Generally, the number of customers that participate in a program in any given year is only a small percentage of a utilities customer base.  Therefore, mere awareness of programs can provide a much bigger impact.  Typically, customers that are simply aware of energy efficiency programs provide utilities a much higher JD Power rating than those that are not aware.

  1. Synergize programs with other regulatory obligations / initiatives – Utilities are now realizing that energy efficiency regulatory requirements are (for most states) here to stay, and thinking about how to incorporate these obligations into other initiatives can provide multiple dimensions of value to their customers. Some of the most popular initiatives that utilities are tying to efficiency programs include:
    1. Demand response / curtailment programs – Many customers confuse demand response and energy efficiency anyway, so this is a natural tie-in. Some states include demand response within energy efficiency goals and some keep it separate.  Even though these initiatives may be tracked separately, it does provide an opportunity to communicate more comprehensively to customers about how they can manage their utility costs.

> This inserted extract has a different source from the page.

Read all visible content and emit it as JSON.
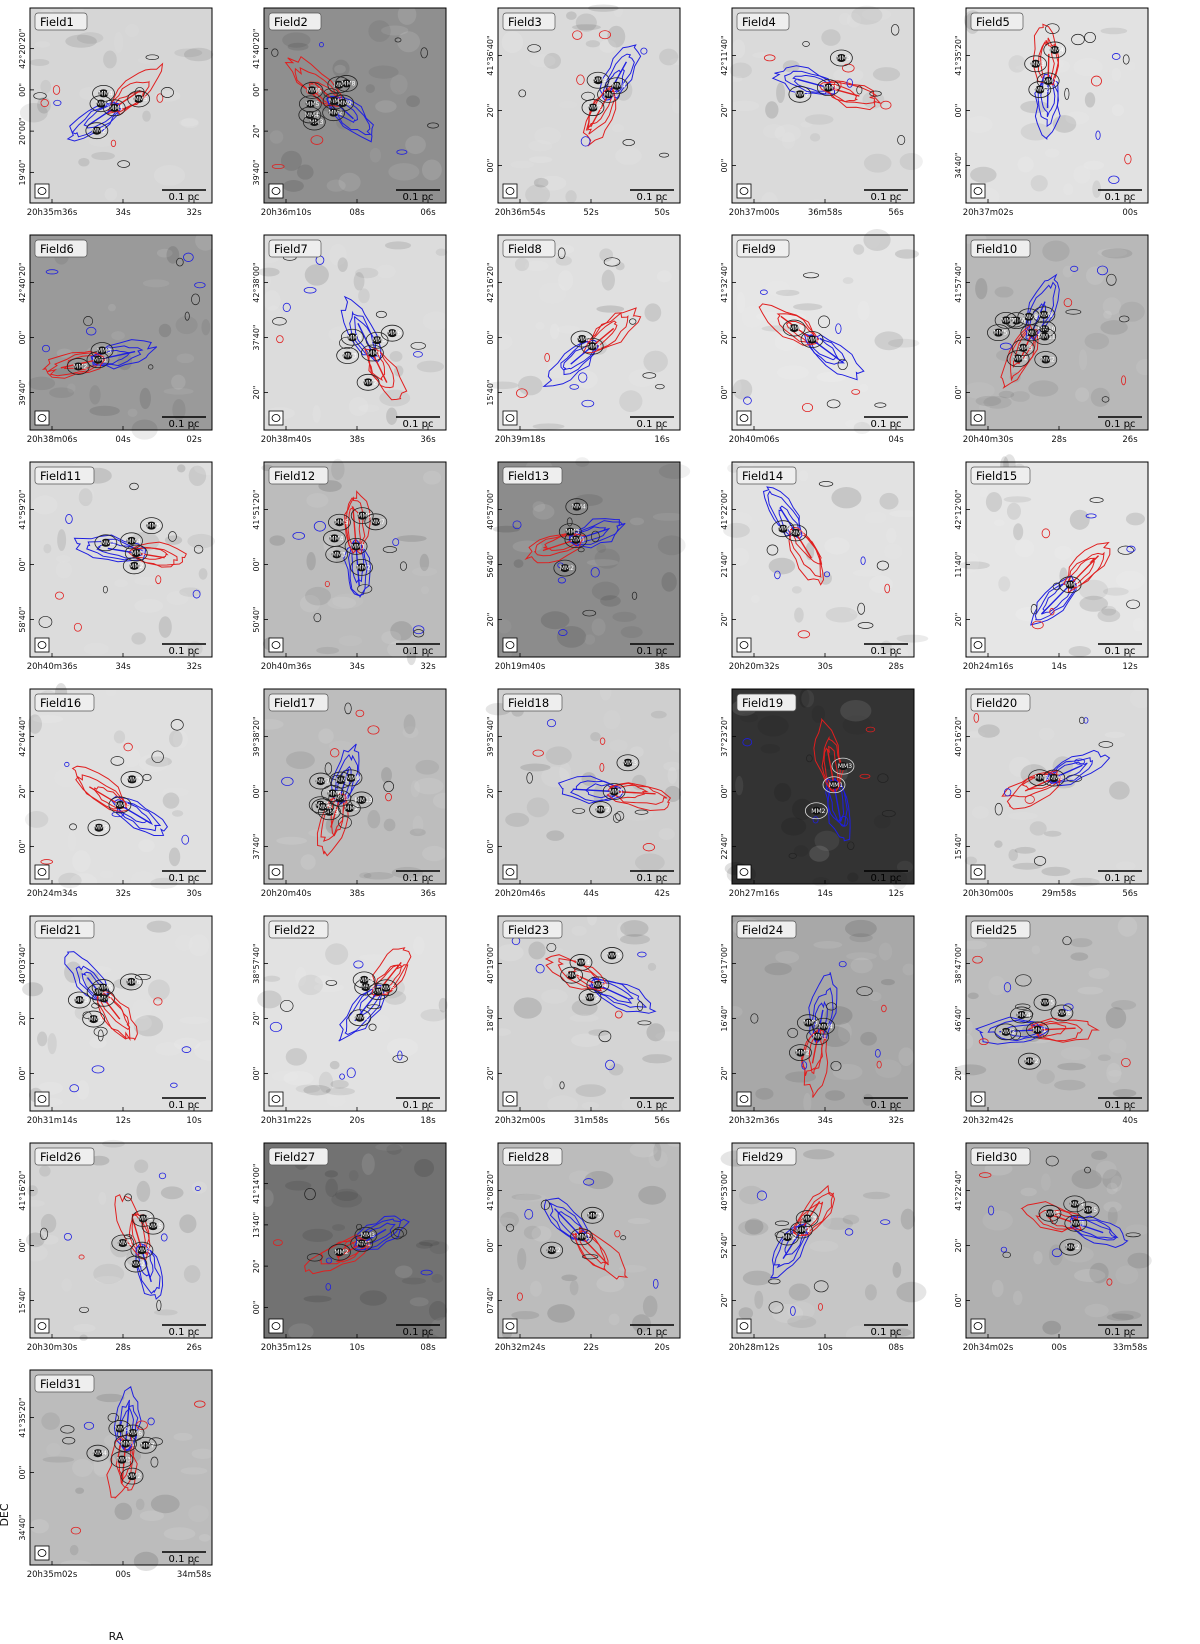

    2. Automatic Meter Reading (AMR) or “Smart Meter” deployment – With the advancement of technology, big data, and utilities’ desire to show customer benefits (as opposed to operating cost savings), many larger utilities are deploying advanced metering infrastructure across their customer base. The meters do not save energy by themselves; it is only what customers do with the information coming out of the meter that provides an opportunity to save energy.  Some utilities are working to integrate technologies such as programmable thermostats with the advanced metering infrastructure to highlight the customer benefits of this infrastructure investment.

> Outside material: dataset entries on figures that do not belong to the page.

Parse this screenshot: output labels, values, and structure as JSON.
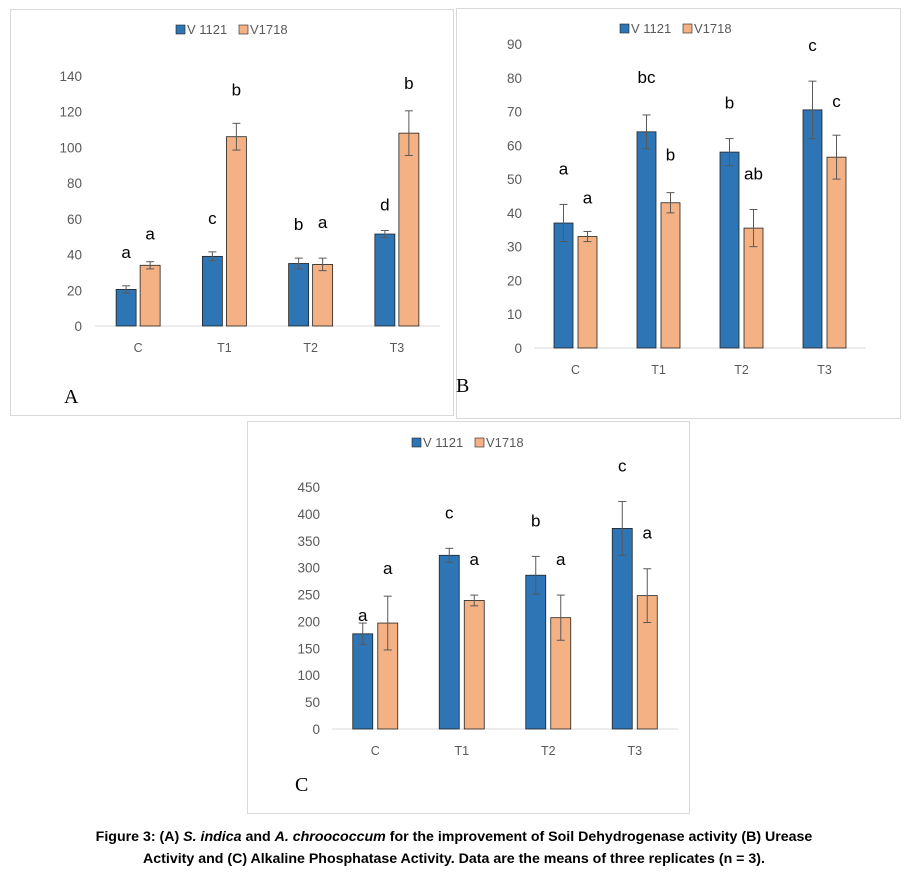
{
  "colors": {
    "series1": "#2E75B6",
    "series2": "#F4B183",
    "bar_stroke": "#222222",
    "error": "#595959",
    "axis": "#D9D9D9"
  },
  "chart_data": [
    {
      "type": "bar",
      "panel_label": "A",
      "categories": [
        "C",
        "T1",
        "T2",
        "T3"
      ],
      "series": [
        {
          "name": "V 1121",
          "values": [
            20.5,
            39,
            35,
            51.5
          ],
          "errors": [
            2,
            2.5,
            3,
            2
          ],
          "letters": [
            "a",
            "c",
            "b",
            "d"
          ]
        },
        {
          "name": "V1718",
          "values": [
            34,
            106,
            34.5,
            108
          ],
          "errors": [
            2,
            7.5,
            3.5,
            12.5
          ],
          "letters": [
            "a",
            "b",
            "a",
            "b"
          ]
        }
      ],
      "yticks": [
        0,
        20,
        40,
        60,
        80,
        100,
        120,
        140
      ],
      "ylim": [
        0,
        140
      ],
      "title": "",
      "xlabel": "",
      "ylabel": "",
      "grid": false,
      "legend": "top-center"
    },
    {
      "type": "bar",
      "panel_label": "B",
      "categories": [
        "C",
        "T1",
        "T2",
        "T3"
      ],
      "series": [
        {
          "name": "V 1121",
          "values": [
            37,
            64,
            58,
            70.5
          ],
          "errors": [
            5.5,
            5,
            4,
            8.5
          ],
          "letters": [
            "a",
            "bc",
            "b",
            "c"
          ]
        },
        {
          "name": "V1718",
          "values": [
            33,
            43,
            35.5,
            56.5
          ],
          "errors": [
            1.5,
            3,
            5.5,
            6.5
          ],
          "letters": [
            "a",
            "b",
            "ab",
            "c"
          ]
        }
      ],
      "yticks": [
        0,
        10,
        20,
        30,
        40,
        50,
        60,
        70,
        80,
        90
      ],
      "ylim": [
        0,
        90
      ],
      "title": "",
      "xlabel": "",
      "ylabel": "",
      "grid": false,
      "legend": "top-center"
    },
    {
      "type": "bar",
      "panel_label": "C",
      "categories": [
        "C",
        "T1",
        "T2",
        "T3"
      ],
      "series": [
        {
          "name": "V 1121",
          "values": [
            177,
            323,
            286,
            373
          ],
          "errors": [
            20,
            13,
            35,
            50
          ],
          "letters": [
            "a",
            "c",
            "b",
            "c"
          ]
        },
        {
          "name": "V1718",
          "values": [
            197,
            239,
            207,
            248
          ],
          "errors": [
            50,
            10,
            42,
            50
          ],
          "letters": [
            "a",
            "a",
            "a",
            "a"
          ]
        }
      ],
      "yticks": [
        0,
        50,
        100,
        150,
        200,
        250,
        300,
        350,
        400,
        450
      ],
      "ylim": [
        0,
        450
      ],
      "title": "",
      "xlabel": "",
      "ylabel": "",
      "grid": false,
      "legend": "top-center"
    }
  ],
  "caption": {
    "prefix": "Figure 3: (A) ",
    "species1": "S. indica",
    "and": " and ",
    "species2": "A. chroococcum",
    "line1_rest": " for the improvement of Soil Dehydrogenase activity (B) Urease",
    "line2": "Activity and (C) Alkaline Phosphatase Activity. Data are the means of three replicates (n = 3)."
  }
}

    3. Geographical / targeted load reduction efforts – Due to shuttering older power plants or the prohibitively high costs of increasing distribution capacity, some utilities have been directed by their governing regulatory agency to achieve significant load reductions in targeted areas of their service territory. These mandates typically result in higher marketing and outreach efforts to promote energy efficiency programs in the targeted area.

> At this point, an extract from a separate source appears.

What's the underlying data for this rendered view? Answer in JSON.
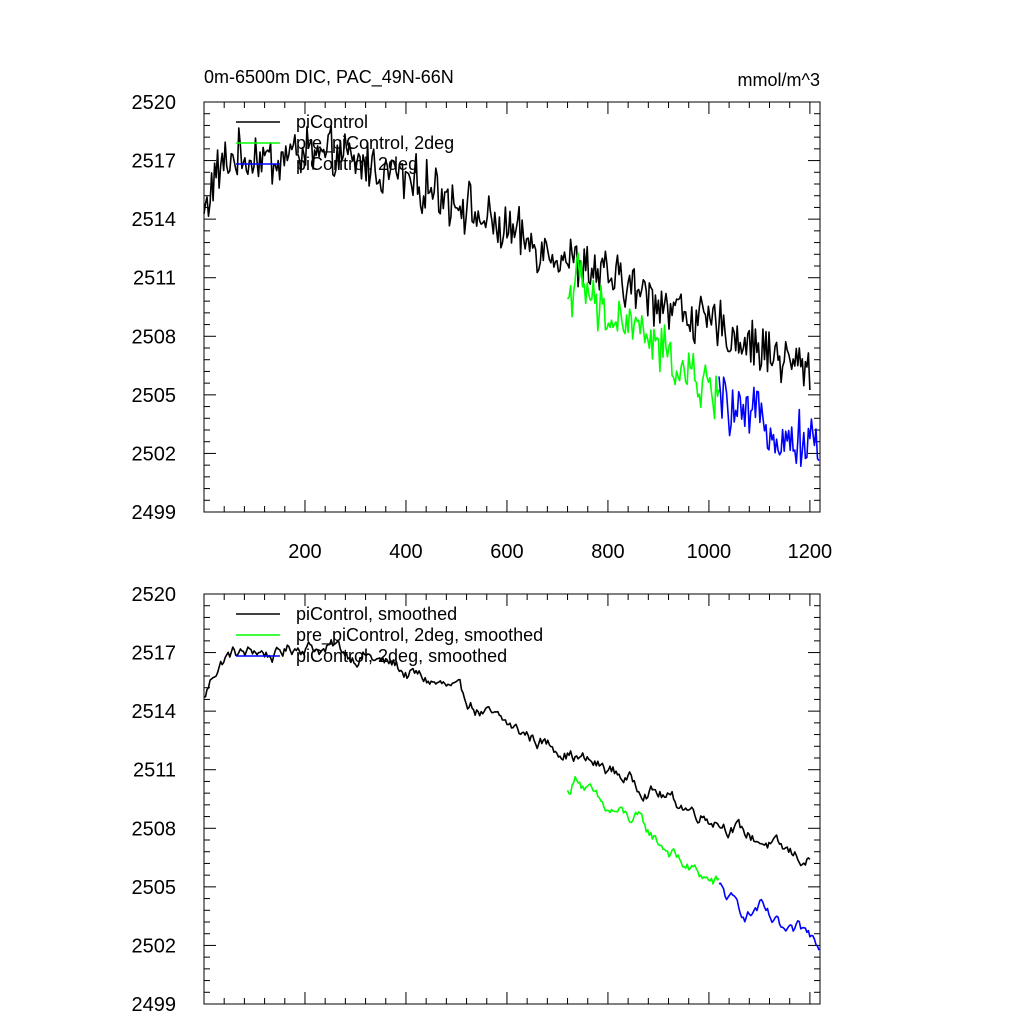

With energy efficiency programs maturing across many states, it’s not surprising to see utilities working to integrate the programs with other initiatives.  In many ways, this trend reflects the widespread success energy efficiency programs have had in reducing load and improving customer satisfaction over the past five to ten years.  By integrating energy efficiency programs with other utility or regulatory initiatives, utilities are able to achieve more than just their hitting their savings targets.